Methods: Mice bearing human oral squamous cell carcinoma (Tu212), lung adenocarcinoma (A549), or colon cancer (GEO) subcutaneous xenografts were administered with the antibodies intraperitoneally (i.p.), and tumor volumes were measured versus time. Nonlinear mixed effects modeling (NONMEM) was used to study drug potencies (IC(50)) and variations in tumor growth.
Results: The PD models adequately described tumor responses for the antibody dose regimens. In vivo IC(50) values varied with EGFR and K-ras status. DT-IgG had a similar serum t (1/2) as cetuximab (~1.7 vs. 1.5 day), was more rapid than bevacizumab (~6 day), and had the largest apparent distribution volume (DT-IgG > cetuximab > bevacizumab). The efficacy of DT-IgG was comparable to bevacizumab despite lower serum concentrations, but was less than bevacizumab + cetuximab.

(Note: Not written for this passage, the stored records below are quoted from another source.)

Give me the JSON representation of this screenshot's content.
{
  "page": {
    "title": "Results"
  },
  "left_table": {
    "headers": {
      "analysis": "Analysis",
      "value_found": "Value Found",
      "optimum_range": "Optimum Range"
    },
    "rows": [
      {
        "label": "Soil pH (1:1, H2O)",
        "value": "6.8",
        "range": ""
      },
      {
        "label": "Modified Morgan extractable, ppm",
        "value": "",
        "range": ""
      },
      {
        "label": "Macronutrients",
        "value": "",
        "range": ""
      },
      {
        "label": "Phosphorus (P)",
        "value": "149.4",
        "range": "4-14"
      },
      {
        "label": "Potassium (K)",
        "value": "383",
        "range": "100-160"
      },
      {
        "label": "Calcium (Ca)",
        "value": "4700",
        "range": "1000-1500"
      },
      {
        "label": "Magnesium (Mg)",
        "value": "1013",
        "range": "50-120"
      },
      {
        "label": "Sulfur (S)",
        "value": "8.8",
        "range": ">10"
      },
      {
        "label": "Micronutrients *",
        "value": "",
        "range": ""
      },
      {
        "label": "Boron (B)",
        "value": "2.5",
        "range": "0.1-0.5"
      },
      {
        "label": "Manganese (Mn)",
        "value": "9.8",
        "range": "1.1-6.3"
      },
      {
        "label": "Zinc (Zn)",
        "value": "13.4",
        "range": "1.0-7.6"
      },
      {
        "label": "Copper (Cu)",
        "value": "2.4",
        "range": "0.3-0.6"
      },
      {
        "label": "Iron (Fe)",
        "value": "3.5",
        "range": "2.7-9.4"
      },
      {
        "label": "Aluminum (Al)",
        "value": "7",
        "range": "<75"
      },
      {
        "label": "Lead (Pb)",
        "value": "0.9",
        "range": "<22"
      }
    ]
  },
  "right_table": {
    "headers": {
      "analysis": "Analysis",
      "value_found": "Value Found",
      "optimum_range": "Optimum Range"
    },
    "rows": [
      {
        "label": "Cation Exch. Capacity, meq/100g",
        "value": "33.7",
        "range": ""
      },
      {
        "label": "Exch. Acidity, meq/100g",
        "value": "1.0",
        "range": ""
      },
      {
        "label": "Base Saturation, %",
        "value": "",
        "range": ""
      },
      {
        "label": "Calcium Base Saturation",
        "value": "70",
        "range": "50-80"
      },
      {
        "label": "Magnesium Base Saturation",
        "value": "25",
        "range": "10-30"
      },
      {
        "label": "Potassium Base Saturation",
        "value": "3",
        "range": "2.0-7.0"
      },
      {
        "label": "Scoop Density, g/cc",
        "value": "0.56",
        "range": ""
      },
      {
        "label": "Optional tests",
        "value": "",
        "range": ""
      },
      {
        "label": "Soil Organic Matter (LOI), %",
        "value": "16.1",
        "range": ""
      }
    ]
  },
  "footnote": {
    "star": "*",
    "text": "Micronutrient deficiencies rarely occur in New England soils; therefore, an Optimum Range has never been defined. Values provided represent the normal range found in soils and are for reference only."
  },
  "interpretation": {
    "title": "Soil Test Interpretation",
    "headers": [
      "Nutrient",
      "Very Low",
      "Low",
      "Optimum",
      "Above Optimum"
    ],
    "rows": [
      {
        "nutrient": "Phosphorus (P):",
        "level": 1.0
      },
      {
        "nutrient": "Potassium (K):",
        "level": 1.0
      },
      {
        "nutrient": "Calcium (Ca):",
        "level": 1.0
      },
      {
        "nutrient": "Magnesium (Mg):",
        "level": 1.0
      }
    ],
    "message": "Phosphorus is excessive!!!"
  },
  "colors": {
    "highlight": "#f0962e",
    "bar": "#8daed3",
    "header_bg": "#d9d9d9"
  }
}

Conclusions: A lower IC(50) of DT-IgG partially compensated for lower serum concentrations than bevacizumab and cetuximab, but may require higher doses for comparable efficacy as the combination. The model adequately predicted variations of tumor response at the DT-IgG doses tested and could be used for targeting specific tumor efficacies for future testing.